SpongeBob: No Patrick, that’s your mother.
89. Remember, licking doorknobs is illegal on other planets.
90. People talk loud when they wanna act smart. – Squidward
91. Spongebob: Hey Patrick
Spongebob: I thought of something funnier than 24.
Patrick: Let me hear it.
92. There it is. The finest eating establishment ever established for eating. The Krusty Krab, home of the Krabby Patty, with the Help Wanted sign on the front. I’ve waited years for this moment.

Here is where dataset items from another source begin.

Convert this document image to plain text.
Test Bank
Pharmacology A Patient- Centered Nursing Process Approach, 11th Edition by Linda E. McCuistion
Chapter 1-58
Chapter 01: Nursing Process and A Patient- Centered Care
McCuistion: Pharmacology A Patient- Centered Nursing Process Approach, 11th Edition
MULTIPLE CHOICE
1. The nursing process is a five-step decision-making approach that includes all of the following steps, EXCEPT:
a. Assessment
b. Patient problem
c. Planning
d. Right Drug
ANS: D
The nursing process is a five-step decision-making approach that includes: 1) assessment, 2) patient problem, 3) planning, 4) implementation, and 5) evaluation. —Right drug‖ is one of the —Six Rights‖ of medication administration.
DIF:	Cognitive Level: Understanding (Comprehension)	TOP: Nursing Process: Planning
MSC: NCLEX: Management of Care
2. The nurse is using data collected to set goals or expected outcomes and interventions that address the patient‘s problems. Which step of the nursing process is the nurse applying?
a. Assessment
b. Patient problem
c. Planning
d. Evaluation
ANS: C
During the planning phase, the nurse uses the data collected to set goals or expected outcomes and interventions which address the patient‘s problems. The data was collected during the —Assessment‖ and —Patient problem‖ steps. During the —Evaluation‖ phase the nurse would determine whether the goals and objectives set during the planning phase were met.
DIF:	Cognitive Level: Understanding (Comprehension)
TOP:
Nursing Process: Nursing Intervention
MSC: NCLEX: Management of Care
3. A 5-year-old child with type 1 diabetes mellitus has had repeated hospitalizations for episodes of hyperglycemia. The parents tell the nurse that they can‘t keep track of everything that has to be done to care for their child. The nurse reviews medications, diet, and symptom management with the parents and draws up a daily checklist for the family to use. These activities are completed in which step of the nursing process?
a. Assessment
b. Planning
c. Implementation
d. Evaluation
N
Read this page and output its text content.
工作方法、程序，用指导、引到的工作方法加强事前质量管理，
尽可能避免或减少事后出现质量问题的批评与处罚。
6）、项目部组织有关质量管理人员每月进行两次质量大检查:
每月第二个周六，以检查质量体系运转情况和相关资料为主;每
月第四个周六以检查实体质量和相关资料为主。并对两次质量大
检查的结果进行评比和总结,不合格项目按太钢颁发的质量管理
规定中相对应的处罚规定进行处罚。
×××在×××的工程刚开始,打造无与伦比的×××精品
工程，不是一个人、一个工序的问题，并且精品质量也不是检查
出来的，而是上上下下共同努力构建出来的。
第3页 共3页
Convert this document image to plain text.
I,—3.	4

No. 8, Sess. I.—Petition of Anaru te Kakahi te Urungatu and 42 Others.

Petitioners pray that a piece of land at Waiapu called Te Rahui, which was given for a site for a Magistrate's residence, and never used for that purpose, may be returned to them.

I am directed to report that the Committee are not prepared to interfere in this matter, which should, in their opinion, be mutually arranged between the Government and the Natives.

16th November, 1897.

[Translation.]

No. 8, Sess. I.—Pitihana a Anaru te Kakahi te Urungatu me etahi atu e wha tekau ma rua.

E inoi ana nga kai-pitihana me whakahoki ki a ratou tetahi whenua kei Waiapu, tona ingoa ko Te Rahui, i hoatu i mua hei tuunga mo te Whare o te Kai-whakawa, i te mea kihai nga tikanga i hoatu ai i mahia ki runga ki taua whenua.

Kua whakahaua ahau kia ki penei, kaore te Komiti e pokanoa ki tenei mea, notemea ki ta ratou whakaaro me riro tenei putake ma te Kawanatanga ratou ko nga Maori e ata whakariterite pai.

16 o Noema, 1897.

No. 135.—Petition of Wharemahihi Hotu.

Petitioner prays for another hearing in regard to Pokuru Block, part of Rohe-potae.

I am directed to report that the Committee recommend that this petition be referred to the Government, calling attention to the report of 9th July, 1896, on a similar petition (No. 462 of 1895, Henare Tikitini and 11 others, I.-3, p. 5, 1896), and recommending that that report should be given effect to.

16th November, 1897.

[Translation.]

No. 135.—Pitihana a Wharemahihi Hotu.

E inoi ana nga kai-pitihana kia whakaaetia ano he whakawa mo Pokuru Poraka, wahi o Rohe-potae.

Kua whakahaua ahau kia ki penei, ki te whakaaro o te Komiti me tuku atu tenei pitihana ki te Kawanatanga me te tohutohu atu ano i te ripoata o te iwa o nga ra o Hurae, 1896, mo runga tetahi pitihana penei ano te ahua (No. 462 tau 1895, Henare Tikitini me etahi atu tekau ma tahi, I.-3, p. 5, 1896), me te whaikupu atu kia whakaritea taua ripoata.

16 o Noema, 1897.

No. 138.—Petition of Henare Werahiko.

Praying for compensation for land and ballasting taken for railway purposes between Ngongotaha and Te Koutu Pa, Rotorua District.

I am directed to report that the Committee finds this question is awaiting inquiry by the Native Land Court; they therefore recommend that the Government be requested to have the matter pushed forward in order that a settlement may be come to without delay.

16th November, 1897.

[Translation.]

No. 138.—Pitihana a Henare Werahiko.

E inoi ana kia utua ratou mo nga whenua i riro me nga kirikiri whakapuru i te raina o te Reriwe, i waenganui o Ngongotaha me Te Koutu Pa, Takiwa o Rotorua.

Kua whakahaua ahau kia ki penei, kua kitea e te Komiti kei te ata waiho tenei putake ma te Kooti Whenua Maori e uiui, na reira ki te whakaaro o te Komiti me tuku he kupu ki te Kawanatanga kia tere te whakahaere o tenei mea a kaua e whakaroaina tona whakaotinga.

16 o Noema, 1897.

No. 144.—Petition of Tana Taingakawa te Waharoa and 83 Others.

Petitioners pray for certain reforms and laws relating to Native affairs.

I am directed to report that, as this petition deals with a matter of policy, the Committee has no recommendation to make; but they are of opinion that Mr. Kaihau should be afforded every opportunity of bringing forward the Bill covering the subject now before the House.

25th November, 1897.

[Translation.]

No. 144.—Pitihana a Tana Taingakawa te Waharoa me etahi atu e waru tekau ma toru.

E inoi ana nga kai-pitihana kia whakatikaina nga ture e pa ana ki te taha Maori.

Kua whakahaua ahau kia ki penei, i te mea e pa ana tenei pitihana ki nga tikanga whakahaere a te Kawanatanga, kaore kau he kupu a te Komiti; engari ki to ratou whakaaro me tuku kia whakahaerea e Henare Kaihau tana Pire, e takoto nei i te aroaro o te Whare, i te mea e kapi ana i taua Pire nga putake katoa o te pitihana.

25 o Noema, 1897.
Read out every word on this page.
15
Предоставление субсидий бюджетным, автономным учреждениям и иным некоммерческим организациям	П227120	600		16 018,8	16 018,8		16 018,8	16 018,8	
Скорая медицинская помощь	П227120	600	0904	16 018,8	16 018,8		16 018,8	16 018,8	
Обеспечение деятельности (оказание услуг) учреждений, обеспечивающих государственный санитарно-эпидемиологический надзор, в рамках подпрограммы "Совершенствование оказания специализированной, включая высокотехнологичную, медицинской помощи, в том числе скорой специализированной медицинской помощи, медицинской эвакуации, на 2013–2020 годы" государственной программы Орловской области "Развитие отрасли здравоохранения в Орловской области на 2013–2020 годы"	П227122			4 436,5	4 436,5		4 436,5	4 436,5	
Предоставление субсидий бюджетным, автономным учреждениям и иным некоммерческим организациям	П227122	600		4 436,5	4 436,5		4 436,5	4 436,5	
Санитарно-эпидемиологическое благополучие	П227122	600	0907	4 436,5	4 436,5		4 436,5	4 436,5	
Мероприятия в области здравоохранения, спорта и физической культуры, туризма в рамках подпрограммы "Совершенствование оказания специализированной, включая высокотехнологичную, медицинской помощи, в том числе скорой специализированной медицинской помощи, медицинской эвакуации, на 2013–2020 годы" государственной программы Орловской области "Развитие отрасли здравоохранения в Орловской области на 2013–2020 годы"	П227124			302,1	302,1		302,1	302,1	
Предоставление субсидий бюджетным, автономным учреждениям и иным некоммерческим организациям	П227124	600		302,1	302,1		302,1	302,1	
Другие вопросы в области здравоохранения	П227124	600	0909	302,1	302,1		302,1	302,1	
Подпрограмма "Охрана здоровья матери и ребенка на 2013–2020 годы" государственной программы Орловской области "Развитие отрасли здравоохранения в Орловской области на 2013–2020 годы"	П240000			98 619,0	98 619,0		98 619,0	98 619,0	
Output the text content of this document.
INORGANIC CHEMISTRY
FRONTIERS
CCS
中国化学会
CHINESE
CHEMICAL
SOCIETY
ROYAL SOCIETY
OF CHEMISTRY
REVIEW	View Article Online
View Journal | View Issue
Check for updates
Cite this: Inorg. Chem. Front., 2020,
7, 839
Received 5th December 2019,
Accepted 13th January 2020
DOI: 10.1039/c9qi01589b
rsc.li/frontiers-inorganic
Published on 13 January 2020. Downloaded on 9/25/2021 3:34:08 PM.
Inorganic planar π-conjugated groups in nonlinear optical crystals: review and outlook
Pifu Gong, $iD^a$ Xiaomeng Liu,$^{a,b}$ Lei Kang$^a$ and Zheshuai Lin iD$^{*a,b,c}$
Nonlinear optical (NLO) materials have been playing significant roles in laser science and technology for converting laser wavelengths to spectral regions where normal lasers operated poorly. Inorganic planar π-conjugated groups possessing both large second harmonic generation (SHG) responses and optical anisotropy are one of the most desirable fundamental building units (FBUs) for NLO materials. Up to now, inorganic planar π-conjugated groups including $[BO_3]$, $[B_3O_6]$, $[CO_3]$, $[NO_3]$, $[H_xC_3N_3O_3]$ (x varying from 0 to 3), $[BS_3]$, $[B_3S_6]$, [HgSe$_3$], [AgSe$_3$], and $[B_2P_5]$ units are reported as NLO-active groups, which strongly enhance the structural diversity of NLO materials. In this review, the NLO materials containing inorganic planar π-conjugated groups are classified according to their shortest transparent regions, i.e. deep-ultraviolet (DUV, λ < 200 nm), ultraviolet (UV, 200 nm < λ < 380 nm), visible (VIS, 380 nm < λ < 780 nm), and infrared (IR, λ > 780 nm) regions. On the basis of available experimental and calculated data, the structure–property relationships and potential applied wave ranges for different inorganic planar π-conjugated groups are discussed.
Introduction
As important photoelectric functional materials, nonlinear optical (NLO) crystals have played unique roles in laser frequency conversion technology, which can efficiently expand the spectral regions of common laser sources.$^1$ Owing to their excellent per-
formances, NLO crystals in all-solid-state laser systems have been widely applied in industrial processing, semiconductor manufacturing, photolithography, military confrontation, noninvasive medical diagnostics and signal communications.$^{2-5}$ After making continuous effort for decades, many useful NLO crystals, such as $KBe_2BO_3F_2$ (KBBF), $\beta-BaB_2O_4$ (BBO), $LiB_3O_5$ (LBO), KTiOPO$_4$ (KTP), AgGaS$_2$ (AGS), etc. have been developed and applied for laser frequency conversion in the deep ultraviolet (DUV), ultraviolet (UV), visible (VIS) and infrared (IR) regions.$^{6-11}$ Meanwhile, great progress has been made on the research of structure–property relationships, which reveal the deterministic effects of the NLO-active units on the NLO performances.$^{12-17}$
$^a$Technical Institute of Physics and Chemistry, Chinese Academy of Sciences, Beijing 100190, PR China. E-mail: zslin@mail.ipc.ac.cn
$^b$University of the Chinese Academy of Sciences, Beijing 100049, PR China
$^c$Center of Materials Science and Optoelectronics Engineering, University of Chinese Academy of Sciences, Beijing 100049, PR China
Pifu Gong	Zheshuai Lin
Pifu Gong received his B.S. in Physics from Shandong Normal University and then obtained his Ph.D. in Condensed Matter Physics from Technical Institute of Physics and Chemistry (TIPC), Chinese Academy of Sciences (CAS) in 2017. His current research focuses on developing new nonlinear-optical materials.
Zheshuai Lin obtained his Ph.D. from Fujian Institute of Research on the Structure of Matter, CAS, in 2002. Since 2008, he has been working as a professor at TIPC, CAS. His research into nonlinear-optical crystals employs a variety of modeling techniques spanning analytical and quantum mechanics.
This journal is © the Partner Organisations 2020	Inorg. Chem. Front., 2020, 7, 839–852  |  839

I’m gonna go in there, march straight up to the manager, look at him straight in the eye, lay it on the line, and – I can’t do it! – Spongebob
93. Oh, these aren’t homemade. They were made in a factory… a bomb factory. They’re bombs.
94. Spongebob: I’m Dirty Dan.
Patrick: No, I’m Dirty Dan.
Spongebob: What makes you think you can be Dirty Dan?
Patrick: I’m dirty.
95. The most important meal of the day…serving it up Gary’s way.
96. Does living in bikini bottom and being absorbent make Spongebob a tampoon? Face it Spongebob, you live in bikini bottoms, you’re super absorbent, you are a tampon.
97. Patrick, don’t you have to be stupid somewhere else? -Not until 4.
98. Squidward that’s not the peace treaty, that’s a copy of the peace treaty.
99. I’d hate you even if I didn’t hate you.
100. You look so perfect standing there in my American Apparel underwear.